While the reference value for monetary growth is a useful and robust policy guide in many ways and ensures that the ECB maintains a medium-term perspective, it is clear that the ECB, like any other central bank, needs to take into account all the information it has at its disposal. No central bank can afford to rely on a single indicator or a single rule. The second pillar of our stability-oriented monetary policy strategy provides a framework in which that information can be processed and presented. The most important guiding principle is that information should be used to the extent that it is relevant for the assessment of future price developments and the risks to price stability.

And this brings me to a third area in which economic research has an important role to play: the monitoring of indicators and of their implications for the outlook for price developments. Let me focus on model-based analysis. Clearly, such analysis, including model-based forecasts, can be a useful tool for interpreting the available information in a consistent and coherent framework. However, these forecasts are only as good as the underlying models that are used. Moreover, different models may be used to answer different questions. We, at the ECB, are committed to developing and maintaining a set of tools that are useful for analysing the euro area economy and examining the implications for future inflation. This is, however, not a trivial task given the large uncertainties that we are facing due to the establishment of a multi-country monetary union. Not only can we expect some of the historical relationships to change due to this shift in regime, but also, in many cases, there is a lack of comparable historical and cross-country data series that can be used to estimate such relationships. We are availing ourselves of some of you as consultants in this difficult process. However, the bottom line is that, in spite of all the progress made, it takes time to develop such tools, and that some of these uncertainties will never disappear.

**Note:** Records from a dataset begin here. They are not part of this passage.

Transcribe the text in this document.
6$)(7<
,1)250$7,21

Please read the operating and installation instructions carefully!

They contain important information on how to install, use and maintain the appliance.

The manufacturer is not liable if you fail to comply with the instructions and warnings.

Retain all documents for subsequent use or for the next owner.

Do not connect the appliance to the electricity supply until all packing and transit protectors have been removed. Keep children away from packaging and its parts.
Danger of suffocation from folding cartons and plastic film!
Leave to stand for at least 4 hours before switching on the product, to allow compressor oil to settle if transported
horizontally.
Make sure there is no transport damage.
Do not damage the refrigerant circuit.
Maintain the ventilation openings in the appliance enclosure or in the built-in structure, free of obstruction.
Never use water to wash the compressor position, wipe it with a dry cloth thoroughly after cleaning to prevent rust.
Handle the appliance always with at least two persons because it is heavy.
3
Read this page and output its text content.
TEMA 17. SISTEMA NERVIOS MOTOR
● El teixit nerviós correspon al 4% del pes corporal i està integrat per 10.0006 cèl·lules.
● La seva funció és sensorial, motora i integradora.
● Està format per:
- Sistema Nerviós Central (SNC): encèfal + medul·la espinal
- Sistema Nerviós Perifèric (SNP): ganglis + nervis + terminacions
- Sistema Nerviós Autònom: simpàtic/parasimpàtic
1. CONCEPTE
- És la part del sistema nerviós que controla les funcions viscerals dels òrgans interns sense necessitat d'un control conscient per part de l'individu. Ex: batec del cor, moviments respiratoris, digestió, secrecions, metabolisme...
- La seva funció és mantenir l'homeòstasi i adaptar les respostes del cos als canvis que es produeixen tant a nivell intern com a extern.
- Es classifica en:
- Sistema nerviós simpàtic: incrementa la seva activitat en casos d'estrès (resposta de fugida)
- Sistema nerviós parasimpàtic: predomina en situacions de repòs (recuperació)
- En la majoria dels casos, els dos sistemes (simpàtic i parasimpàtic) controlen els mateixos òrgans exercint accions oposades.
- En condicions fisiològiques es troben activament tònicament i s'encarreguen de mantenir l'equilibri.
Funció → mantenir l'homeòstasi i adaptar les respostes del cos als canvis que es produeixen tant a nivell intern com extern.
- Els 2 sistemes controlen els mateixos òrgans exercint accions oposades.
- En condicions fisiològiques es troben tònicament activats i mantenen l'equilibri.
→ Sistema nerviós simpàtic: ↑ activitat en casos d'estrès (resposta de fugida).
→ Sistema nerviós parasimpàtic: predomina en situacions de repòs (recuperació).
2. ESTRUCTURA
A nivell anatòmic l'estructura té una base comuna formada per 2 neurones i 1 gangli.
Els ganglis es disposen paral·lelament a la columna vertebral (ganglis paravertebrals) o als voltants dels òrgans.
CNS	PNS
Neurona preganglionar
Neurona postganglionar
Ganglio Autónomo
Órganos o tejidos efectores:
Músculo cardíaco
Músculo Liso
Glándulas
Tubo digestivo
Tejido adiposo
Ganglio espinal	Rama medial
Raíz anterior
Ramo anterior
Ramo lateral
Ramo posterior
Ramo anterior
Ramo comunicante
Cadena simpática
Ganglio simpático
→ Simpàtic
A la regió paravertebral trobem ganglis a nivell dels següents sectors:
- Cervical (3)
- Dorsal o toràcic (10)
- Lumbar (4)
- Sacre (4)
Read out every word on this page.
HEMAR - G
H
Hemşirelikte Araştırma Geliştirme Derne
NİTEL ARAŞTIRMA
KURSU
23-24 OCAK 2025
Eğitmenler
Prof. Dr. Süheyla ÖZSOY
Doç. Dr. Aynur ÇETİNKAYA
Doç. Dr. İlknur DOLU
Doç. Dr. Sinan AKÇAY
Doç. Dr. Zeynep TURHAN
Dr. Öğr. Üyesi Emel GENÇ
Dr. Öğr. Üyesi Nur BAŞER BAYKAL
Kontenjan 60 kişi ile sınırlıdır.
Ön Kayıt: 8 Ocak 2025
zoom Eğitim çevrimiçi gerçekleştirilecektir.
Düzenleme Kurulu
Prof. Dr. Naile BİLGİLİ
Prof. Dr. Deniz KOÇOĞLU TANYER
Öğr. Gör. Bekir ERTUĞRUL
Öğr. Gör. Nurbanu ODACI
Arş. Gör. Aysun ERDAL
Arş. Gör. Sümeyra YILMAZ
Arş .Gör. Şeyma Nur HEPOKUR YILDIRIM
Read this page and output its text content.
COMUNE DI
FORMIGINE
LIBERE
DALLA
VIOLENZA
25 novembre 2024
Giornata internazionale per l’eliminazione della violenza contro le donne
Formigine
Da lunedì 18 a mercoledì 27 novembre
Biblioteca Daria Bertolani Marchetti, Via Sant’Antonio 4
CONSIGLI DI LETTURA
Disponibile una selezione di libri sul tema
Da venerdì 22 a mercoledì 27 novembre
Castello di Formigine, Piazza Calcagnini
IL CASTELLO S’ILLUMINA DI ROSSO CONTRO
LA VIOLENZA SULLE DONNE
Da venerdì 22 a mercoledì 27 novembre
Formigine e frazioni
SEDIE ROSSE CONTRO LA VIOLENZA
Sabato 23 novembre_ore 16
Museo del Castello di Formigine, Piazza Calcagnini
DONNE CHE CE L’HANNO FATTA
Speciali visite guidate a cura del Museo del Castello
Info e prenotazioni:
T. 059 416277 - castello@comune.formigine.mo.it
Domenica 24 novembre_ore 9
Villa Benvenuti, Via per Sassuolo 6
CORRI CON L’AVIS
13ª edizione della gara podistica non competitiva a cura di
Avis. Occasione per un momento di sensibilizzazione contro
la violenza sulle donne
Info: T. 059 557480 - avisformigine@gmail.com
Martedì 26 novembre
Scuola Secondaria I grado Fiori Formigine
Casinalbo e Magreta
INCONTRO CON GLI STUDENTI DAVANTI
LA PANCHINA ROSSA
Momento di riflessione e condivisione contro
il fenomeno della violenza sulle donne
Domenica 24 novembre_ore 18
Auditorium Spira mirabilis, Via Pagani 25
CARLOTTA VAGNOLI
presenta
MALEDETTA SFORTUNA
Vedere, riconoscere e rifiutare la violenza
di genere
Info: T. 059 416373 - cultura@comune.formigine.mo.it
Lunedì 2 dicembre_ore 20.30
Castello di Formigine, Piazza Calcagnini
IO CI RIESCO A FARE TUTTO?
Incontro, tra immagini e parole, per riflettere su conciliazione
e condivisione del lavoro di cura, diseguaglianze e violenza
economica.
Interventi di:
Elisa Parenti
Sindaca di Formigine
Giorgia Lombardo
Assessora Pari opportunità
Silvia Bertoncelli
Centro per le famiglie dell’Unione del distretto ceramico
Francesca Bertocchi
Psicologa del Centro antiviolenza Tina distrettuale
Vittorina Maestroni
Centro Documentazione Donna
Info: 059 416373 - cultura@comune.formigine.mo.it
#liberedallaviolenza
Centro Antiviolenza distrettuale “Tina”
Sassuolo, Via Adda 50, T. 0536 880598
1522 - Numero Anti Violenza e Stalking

I have mainly spoken to you about the important input that economic research provides in central banking. Let me briefly touch upon the other leg of this exchange. How can central bankers contribute to the academic world? Again the answer seems obvious. By bringing together researchers and central bankers in conferences like this, by inviting academics to give presentations at our central bank and engage in discussions with our economists, by bringing academics from their ivory towers into the hustle and bustle of real-world policy-making, we hope that we can inspire them to go back to their universities and research institutes and work on the issues that confront us in our daily policy-making process. Some of these issues are very practical, like devising new econometric techniques to detect structural change. Others are empirical, like understanding movements in volatile asset prices or examining the implications of much-needed structural reforms in labour and goods markets. Finally, some of the most important issues for central banks are analytical: for example, understanding the role of money and credit in the transmission mechanism of monetary policy or the issues arising in conducting monetary policy in conditions of low inflation. All these issues show that whoever thought monetary policy would become boring once price stability was achieved was clearly way off the mark.

After all, one of the few things we economists know with certainty, is that we know little without uncertainty. It is, therefore, entirely appropriate that the first academic conference organised by the ECB should deal with the topic of "Monetary policy-making under uncertainty". I wish you very interesting and stimulating discussions and I look forward to witnessing the results.